More Mortgage Rule Changes On The Way?

Due to the increase in Canadian household debt and rises in the Toronto housing market, the Bank of Canada has identified some major risks that may affect the financial system of our economy. However, in despite of this they seem to be confident that economic conditions will improve, nationally. They have hinted that they might increase interest rates in the near future.

If interest rates increase, it will most definitely impact the federal interventions in the mortgage market tremendously.

Late last year there were other changes that had a positive impact on the debt-to-income ratios for insured mortgage. However, these changes also contributed to rising market share for new, uninsured mortgages. It was an unforeseen and unintended impact, but the Bank of Canada is now looking at uninsured mortgages more closely to see what action may be required.

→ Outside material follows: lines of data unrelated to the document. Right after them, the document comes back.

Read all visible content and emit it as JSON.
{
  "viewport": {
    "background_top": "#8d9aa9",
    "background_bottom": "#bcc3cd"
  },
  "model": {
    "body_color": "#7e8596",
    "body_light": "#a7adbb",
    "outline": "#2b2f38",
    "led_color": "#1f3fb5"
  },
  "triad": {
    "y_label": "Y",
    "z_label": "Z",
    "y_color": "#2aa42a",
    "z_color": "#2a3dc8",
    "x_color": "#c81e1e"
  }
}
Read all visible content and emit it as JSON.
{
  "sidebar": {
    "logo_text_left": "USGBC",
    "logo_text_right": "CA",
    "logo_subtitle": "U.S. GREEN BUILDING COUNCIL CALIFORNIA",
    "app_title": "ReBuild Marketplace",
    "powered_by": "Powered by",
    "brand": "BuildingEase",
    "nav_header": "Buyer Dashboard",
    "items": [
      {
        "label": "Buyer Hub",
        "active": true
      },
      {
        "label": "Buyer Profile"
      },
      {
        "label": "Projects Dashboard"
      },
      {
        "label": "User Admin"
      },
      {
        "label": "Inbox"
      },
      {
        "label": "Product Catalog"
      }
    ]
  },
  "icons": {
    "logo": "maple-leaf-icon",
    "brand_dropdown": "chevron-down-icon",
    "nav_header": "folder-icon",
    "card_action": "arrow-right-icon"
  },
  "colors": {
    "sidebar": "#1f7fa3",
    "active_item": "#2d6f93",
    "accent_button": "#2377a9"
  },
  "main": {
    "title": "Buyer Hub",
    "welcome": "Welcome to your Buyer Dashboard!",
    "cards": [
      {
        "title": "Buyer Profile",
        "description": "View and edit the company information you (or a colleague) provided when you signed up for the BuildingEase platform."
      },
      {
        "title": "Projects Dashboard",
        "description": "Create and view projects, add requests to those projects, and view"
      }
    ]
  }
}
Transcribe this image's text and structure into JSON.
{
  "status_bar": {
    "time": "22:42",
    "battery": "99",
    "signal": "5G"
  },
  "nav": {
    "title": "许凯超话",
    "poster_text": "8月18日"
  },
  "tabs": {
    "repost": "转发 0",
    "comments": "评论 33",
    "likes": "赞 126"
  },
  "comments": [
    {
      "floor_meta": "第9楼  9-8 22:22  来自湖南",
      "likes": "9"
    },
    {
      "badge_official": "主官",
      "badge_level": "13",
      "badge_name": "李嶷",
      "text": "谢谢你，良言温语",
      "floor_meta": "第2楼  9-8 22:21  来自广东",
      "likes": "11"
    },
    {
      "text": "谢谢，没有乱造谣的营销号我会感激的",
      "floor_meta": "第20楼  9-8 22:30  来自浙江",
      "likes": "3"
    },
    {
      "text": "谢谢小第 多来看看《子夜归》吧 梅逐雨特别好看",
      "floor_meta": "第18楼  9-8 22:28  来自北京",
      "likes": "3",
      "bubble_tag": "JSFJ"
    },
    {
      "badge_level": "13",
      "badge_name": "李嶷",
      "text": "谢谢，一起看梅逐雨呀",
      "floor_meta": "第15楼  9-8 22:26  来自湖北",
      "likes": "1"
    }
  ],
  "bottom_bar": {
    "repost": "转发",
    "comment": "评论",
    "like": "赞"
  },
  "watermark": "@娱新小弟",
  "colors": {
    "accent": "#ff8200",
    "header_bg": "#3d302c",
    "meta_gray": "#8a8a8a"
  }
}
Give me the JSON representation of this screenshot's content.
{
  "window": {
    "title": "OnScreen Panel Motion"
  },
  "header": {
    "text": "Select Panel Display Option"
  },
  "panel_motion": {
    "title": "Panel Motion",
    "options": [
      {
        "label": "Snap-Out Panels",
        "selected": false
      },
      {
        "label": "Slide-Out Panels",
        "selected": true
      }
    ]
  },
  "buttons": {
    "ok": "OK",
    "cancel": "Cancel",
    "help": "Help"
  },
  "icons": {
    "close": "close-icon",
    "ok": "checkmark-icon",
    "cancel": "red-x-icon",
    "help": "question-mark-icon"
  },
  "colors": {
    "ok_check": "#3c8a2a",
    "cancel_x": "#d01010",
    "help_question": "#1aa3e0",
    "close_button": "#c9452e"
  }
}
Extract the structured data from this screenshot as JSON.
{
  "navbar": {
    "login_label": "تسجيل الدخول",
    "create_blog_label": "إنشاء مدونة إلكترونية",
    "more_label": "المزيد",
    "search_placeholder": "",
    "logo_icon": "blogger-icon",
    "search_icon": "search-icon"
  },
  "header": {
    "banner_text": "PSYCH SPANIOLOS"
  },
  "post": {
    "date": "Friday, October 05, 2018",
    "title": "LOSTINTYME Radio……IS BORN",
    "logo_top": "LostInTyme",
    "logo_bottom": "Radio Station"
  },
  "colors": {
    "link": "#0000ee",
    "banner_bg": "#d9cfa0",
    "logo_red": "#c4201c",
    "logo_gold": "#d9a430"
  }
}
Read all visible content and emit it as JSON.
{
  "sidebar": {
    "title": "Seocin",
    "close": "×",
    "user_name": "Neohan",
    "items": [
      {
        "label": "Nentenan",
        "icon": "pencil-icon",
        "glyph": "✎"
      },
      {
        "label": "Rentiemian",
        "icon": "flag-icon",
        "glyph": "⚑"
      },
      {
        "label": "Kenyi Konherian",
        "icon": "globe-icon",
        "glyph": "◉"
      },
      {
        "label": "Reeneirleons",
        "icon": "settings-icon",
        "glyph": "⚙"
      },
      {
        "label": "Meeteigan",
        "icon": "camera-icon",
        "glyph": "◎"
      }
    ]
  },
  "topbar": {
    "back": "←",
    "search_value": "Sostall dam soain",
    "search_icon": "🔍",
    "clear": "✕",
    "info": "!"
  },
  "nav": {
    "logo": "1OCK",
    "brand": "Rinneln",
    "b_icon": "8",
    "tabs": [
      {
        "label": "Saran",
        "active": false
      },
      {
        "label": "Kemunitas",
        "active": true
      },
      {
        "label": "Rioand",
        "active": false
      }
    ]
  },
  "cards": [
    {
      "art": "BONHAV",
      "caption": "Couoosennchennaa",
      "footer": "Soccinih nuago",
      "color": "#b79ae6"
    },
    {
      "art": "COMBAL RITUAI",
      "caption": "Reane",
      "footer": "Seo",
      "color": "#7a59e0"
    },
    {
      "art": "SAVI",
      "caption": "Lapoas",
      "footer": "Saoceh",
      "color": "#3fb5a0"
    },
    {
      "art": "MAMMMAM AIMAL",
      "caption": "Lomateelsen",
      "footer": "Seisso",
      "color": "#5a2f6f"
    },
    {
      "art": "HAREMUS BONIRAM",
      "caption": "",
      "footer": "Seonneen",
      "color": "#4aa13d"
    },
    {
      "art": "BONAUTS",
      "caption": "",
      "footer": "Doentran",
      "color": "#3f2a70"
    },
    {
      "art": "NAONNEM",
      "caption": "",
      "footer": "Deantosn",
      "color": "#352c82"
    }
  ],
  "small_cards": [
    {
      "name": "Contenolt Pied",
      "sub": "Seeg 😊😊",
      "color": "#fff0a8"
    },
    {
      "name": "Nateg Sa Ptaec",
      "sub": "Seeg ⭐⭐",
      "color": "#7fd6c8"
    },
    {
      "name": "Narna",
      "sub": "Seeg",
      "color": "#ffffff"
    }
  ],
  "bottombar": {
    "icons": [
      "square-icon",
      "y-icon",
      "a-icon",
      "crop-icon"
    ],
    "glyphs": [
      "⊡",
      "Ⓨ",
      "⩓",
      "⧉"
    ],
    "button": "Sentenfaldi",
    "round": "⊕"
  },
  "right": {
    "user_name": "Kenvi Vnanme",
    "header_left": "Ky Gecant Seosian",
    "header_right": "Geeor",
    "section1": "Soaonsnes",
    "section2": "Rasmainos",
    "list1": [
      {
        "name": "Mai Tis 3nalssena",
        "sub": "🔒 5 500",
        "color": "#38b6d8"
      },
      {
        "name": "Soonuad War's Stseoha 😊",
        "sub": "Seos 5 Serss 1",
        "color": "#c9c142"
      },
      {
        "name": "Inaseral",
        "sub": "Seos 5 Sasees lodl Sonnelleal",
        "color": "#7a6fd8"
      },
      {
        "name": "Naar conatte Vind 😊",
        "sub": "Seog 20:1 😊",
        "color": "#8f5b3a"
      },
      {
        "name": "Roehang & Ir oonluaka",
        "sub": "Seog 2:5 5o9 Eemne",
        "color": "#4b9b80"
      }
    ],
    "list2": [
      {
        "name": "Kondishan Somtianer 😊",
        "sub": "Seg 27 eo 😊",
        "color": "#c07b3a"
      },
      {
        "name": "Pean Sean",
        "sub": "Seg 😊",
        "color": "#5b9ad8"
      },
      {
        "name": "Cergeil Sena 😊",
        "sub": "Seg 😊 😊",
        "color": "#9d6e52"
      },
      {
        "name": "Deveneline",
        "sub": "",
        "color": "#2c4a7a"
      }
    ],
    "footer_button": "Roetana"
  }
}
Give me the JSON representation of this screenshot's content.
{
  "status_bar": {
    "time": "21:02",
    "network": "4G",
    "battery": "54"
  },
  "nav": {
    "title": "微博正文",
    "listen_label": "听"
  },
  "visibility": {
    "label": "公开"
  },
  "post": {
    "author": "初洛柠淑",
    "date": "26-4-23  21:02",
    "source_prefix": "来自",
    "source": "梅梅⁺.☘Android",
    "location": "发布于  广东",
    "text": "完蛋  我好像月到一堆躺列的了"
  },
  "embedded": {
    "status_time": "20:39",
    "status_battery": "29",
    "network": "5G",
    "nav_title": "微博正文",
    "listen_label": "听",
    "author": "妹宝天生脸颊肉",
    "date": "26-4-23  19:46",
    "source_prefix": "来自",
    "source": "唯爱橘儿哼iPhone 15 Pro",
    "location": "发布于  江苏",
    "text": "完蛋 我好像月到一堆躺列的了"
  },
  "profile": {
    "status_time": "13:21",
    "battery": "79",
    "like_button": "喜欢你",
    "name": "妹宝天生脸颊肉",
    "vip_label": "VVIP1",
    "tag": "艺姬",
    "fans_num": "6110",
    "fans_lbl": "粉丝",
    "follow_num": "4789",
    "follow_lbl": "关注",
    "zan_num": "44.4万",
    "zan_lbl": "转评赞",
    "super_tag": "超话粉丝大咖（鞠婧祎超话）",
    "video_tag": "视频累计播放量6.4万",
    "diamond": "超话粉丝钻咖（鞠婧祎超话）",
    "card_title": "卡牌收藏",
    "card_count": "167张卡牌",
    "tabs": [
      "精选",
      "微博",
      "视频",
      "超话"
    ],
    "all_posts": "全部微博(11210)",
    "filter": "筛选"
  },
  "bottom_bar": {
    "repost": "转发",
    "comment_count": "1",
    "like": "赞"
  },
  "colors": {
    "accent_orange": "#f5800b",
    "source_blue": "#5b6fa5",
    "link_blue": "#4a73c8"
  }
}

The Ministry of Finance and the CMHC, will likely stand behind the bank in support of these growing concerns. The higher than normal and ongoing increases in debt-to-income ratios for uninsured mortgage may also warrant an investigation, to see what additional regulations may be required.

Home Equity Lines of Credit (HELOCs) could also be contributing to increasing household debts, since they have increased at rates above income growth since early 2016. They’ve also accounted for approximately 10 percent of total outstanding household credit. There are other concerns circulating that HELOCs may be putting some Canadians at risk of over borrowing.

The Department of Finance may also be considering whether or not to extend the stress test for insured mortgages, to uninsured mortgages too. Essentially, this will create an even playing field for lenders who generate a larger portion of insured mortgage, helping to cool the markets in Toronto and the GTA. However, it could also negatively impact the rest of the Canadian housing market in other places outside of the GTA, that are not currently suffering from the same vulnerabilities. It could become unnecessary if interest rates are raised by the Bank of Canada.

Although The Bank of Canada recognizes the negative impacts that the recent changes have had on mortgage lenders that rely on portfolio insurance and that the increased growth in uninsured mortgages have created an opportunity for private residential mortgage-backed securities they feel that “properly structured private securitization would benefit the financial system by helping lenders fund loans.” It’s quite surprising that this issue in particular hasn’t got more attention due to the Bank of Canada endorsing a  shift away from CMHC-backed mortgage securities to a private sector mortgage securitization market.

It is our hope that the federal government changes their focus to unsecured household debt and moves away from further restrictions on secured debt. Keep your eyes out for changes to HELOCs, B-20 changes and the stress test being applied to uninsured mortgages.